Pakistani politician

Muhammad Yaqoob Shaikh is a Pakistani politician who was a member of the National Assembly of Pakistan from August 2018 until January 2023. He joined PTI in May 2018.

==Political career==
He ran for the Senate of Pakistan from a technocrat seat from Khyber Pakhtunkhwa as a candidate of JUI(F) in the 2015 Pakistani Senate election, but was unsuccessful. He was defeated by Nauman Wazir of the Pakistan Tehreek-e-Insaf (PTI) and Muhammad Javed Abbasi of the Pakistan Muslim League (N) (PML(N)).

He ran for the Senate of Pakistan from a technocrat seat from Khyber Pakhtunkhwa as a candidate of JUI(F) in the 2018 Pakistani Senate election, but was unsuccessful. He was defeated by Azam Khan Swati of the PTI and Dilawar Khan of the PML(N).
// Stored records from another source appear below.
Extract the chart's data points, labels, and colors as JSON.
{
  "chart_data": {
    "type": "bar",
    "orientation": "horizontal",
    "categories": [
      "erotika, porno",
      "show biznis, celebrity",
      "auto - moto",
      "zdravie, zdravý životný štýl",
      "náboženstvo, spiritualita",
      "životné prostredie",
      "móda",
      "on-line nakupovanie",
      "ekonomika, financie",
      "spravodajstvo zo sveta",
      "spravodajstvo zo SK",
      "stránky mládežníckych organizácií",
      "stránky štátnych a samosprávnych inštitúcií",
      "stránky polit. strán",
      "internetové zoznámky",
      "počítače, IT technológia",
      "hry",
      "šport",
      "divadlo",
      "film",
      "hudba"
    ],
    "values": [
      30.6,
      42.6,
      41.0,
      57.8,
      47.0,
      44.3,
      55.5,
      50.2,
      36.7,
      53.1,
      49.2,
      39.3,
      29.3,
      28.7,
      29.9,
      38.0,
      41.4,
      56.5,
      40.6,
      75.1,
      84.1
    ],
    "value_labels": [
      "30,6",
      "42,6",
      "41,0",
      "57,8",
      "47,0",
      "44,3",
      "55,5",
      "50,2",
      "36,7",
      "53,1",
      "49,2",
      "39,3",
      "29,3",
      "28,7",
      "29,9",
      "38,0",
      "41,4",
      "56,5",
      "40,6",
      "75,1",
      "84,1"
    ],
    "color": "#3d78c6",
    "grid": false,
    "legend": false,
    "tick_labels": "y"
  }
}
He joined the PTI prior to the 2018 Pakistani general election.

He was elected to the National Assembly of Pakistan as a candidate of PTI from NA-39 (Dera Ismail Khan-II) in the 2018 Pakistani general election. He received 79,672 votes and defeated Fazal-ur-Rehman, the Ameer of the JUI(F), who received 52,327 votes.